Provincial / State sides
- Years: Team / Apps / (Points)
- 2006–2011: Auckland / 52 / (60)
- 2014−: Counties Manukau / 28 / (20)
- Correct as of 23 October 2016

Super Rugby
- Years: Team / Apps / (Points)
- 2006–2009: Blues / 18 / (10)

International career
- Years: Team / Apps / (Points)
- 2004: New Zealand U19 / 5 / (0)
- 2006: New Zealand U21 / 5 / (0)
- 2016: NZ Marist / 1 / (0)

National sevens team
- Years: Team /  / Comps
- 2006,2010: New Zealand
- Medal record
Men's rugby sevens
Representing New Zealand
Commonwealth Games
| Gold medal – first place | 2006 Melbourne | Team competition |

= Onosai Tololima-Auva'a =

Onosai Auva'a (born 7 February 1985 in Auckland) is a New Zealand rugby union footballer who has played for the Auckland Blues Super Rugby team and also for Auckland in the ITM Cup.

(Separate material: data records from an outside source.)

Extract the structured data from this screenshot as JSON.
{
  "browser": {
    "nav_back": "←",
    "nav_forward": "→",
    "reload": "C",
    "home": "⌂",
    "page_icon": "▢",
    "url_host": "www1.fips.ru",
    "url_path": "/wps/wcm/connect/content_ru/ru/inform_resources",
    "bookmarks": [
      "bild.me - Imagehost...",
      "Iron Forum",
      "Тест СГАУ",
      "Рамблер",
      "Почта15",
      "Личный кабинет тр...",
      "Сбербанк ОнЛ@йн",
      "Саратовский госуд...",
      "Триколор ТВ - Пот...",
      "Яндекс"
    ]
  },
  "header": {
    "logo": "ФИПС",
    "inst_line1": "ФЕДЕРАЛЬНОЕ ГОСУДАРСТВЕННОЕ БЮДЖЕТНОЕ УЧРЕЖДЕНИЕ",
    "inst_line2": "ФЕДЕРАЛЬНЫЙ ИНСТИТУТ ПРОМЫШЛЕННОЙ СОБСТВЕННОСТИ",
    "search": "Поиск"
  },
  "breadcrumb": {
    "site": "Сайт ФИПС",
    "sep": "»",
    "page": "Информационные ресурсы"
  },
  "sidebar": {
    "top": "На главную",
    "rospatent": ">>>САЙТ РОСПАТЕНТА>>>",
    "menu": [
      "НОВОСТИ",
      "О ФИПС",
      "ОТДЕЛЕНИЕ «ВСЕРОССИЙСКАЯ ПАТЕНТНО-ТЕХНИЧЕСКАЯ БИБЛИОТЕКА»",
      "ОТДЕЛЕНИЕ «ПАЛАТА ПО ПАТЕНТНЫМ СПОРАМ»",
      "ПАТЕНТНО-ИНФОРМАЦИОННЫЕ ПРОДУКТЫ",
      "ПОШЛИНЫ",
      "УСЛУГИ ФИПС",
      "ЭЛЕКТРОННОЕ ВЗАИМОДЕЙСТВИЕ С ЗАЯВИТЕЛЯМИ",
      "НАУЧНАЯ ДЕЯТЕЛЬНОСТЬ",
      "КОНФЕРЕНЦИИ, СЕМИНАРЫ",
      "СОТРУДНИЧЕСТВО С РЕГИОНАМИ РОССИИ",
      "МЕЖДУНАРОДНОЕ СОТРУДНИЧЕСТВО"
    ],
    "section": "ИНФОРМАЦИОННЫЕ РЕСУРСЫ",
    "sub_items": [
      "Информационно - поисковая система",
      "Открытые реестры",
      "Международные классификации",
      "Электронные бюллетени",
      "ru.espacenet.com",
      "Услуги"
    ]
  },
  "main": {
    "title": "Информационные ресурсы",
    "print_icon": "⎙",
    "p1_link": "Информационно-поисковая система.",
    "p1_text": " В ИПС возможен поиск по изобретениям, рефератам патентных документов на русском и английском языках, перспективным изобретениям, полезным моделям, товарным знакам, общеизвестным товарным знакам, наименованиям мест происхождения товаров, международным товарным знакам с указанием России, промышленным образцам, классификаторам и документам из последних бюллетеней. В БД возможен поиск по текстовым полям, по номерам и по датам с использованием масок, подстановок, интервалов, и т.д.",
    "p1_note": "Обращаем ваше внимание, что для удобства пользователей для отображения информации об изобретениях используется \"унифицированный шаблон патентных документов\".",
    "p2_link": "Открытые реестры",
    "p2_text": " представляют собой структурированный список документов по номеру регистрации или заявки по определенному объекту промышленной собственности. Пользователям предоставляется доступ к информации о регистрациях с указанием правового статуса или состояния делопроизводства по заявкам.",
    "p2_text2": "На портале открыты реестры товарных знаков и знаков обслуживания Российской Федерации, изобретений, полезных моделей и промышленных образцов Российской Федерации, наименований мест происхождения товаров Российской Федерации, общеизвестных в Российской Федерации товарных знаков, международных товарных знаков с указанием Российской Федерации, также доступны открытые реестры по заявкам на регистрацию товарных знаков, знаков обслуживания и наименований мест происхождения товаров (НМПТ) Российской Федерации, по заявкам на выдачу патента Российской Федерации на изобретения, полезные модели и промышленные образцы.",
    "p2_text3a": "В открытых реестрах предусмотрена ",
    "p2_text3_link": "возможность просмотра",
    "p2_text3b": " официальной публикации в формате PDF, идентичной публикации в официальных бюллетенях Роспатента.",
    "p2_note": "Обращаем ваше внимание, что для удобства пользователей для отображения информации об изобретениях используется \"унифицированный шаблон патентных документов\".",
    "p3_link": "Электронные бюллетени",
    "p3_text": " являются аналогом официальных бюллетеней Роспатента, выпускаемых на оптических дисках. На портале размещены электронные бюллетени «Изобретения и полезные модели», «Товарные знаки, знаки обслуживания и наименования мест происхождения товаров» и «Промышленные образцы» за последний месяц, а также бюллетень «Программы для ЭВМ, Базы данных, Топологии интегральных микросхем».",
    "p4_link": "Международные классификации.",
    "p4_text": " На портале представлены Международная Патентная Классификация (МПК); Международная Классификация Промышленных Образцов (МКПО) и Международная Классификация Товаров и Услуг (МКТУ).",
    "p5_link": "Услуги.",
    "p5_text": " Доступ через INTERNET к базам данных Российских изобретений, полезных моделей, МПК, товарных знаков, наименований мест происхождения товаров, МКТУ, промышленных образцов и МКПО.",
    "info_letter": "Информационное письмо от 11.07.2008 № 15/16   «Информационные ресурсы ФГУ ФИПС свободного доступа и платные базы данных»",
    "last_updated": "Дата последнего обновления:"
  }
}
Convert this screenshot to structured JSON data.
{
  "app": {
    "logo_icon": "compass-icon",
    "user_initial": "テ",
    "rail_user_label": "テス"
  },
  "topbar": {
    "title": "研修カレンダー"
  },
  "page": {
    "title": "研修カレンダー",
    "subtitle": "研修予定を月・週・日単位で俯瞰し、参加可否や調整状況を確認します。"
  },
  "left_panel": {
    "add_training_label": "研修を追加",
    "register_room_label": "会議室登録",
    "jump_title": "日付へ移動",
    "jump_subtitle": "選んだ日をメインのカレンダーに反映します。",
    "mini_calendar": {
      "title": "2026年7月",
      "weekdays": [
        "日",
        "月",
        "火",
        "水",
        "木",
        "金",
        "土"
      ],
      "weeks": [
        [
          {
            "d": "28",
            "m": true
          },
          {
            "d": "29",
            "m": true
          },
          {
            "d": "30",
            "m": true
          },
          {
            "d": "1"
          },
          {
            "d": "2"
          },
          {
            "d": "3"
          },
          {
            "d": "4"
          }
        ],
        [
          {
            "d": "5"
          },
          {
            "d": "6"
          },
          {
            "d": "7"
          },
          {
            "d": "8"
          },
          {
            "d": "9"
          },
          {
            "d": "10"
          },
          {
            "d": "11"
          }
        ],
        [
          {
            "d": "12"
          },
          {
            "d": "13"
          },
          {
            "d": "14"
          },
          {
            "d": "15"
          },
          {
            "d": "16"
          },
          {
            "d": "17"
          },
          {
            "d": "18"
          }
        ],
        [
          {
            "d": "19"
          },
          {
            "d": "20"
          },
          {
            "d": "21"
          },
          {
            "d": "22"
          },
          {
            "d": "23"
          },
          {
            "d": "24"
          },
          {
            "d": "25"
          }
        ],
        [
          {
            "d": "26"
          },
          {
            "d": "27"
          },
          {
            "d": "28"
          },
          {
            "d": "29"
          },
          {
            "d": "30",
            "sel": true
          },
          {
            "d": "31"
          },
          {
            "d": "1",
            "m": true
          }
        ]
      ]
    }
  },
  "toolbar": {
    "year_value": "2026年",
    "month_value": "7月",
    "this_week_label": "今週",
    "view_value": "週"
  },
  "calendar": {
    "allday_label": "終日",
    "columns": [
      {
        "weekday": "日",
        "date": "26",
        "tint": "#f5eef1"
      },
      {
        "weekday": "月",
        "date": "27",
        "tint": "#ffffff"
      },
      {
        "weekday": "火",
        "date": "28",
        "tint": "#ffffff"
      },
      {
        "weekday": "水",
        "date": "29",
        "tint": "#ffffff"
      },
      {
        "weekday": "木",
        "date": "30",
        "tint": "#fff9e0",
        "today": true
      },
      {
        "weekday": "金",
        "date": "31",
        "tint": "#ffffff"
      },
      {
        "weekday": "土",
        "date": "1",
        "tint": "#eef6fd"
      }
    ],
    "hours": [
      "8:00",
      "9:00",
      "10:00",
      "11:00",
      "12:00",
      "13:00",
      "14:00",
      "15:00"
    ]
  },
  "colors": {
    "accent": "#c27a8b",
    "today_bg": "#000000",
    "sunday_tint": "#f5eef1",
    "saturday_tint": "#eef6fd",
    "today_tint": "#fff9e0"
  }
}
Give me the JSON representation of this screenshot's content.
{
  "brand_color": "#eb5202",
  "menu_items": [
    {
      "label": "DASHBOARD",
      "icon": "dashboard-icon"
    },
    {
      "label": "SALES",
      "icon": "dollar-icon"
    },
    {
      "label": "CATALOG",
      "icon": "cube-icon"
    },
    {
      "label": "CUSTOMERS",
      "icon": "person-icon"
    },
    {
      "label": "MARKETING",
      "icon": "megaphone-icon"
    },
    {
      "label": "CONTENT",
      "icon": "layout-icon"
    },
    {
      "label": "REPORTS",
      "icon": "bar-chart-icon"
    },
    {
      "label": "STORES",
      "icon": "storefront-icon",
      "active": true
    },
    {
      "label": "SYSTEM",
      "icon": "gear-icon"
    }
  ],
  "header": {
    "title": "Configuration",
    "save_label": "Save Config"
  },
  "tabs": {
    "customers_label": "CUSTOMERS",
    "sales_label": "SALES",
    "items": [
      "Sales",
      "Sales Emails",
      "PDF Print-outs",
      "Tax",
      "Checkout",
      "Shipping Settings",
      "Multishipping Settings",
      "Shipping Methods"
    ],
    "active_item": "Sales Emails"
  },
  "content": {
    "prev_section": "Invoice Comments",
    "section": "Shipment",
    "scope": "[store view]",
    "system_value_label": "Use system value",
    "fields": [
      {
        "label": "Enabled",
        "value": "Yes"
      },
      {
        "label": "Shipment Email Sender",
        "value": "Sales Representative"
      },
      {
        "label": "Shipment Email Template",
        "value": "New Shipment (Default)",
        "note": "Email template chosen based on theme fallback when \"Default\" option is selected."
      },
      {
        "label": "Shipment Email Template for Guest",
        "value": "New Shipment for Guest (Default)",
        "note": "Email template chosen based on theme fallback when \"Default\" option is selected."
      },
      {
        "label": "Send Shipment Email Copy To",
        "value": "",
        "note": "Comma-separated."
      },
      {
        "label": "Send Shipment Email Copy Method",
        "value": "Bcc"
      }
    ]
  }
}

Auva'a has signed for Sale Sharks on a two-month loan contract lasting until February 2012, but an outstanding performance against Leicester Tigers in the Aviva Premiership would appear to further Auva'a's aim of a long-term contract with the Sharks.

==Career==
At the 2006 Commonwealth Games he was part of the New Zealand Sevens team that won a gold medal.

===Career history===
- 2011: Auckland Provincial team (ITM Cup)
- 2010: Auckland Provincial team
- 2009: New Zealand 7s, Auckland Blues, Auckland Provincial team
- 2008: Auckland Blues, Auckland Provincial team
- 2007: Auckland Blues, Auckland Provincial team
- 2006: New Zealand 7s, Auckland Blues, Auckland Provincial team, Auckland 7s, New Zealand Under-21
- 2005: Auckland Blues Development, Auckland Rugby Academy, Auckland Under-20s (captain)
- 2004: New Zealand Under-19, Auckland Under-19's (captain)
- 2001: New Zealand Under-16, Auckland Under-16's (captain)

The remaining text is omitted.